I smiled and shook my head.

“We’ll be back,” they promised as they dusted themselves off and faded away.

“I know,” I said, centered and calm. “And I’ll be here.”

Oh, Baby

This is the narrowest time. Night has loosened its grip, and old wine is poured out as libation to the rising sun. My head slumps to my chest, and my shoulders curl inward to make the passage less painful. Less prolonged. To the east, a thin blaze of orange takes hold. With kindling gleaned from around the chopping block, I light a fire so I can immerse my hands in the warm liquid of another day.

“What sayest thou?” I ask the newly arrived Sandhill cranes.

“What thinkest thou?” I ask the rising river.

The answers come on the in-breath and dissipate before I can inscribe an adequate translation. I will have to ask again and try to be worthy of the answers.

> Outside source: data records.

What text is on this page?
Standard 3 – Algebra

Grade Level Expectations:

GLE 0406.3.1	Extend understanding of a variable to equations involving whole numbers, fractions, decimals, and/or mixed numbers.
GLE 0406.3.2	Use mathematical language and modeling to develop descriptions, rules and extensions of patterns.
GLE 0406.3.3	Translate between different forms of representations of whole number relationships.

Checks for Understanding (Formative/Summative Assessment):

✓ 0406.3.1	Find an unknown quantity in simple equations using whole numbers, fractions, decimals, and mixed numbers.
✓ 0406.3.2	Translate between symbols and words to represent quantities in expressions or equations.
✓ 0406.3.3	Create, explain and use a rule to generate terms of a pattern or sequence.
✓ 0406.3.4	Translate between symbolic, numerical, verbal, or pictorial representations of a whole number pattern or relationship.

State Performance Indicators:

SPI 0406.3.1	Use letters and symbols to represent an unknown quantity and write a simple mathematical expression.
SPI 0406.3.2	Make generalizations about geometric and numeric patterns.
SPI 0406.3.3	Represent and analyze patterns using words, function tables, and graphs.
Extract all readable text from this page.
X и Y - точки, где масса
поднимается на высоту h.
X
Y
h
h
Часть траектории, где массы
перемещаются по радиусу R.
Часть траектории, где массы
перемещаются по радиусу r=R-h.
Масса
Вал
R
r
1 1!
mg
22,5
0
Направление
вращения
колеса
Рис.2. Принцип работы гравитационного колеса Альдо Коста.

My inner audience isn’t kind. The promise of spring is shrouded in snow, and for some reason, the fire is burning more reluctantly than usual. I suspect it’s the blessing and curse of the thick bark still clinging to these beautifully split logs.

Before I slept last night, someone told me they loved me, and someone told me they hated me. The raucous rise of the north wind relieved the barometric pressure of leftover miles. There was just enough time to make a cursory inspection of my seashells, sticks, and rocks before the paralysis set in. Even then, I had to lean into God to make it to the safety of my flannel sheets.

Now, alert and alive, we are filled with equal amounts of dread and joy.

“Oh, baby,” God sighs. “Oh, baby.”

“Oh, God,” I say, pushing back a little. “Oh, God.” I look into myself as far as I can. “I wish you wouldn’t sigh at me. Go sigh at someone else.”

This elicits a smile. We sip coffee, eat toast, and raise our glasses to the trains arriving, the trains departing, journeys beginning, journeys ending. These simple routines grease the wheels, and we’re off.

Who can guess the length of their days? Who can predict the hard hatreds and easy loves? No one knows their own soul very well, let alone the redemptive mind of God at rest in the protective bark of scorched and fallen trees. We cannot be expected to do any better than we can.

“Oh, baby,” The Cosmic Drama Queen sighs again, so inclusive, so determined. Her obsidian eyes are sparkling, her broad shoulders squared. “Oh, baby.”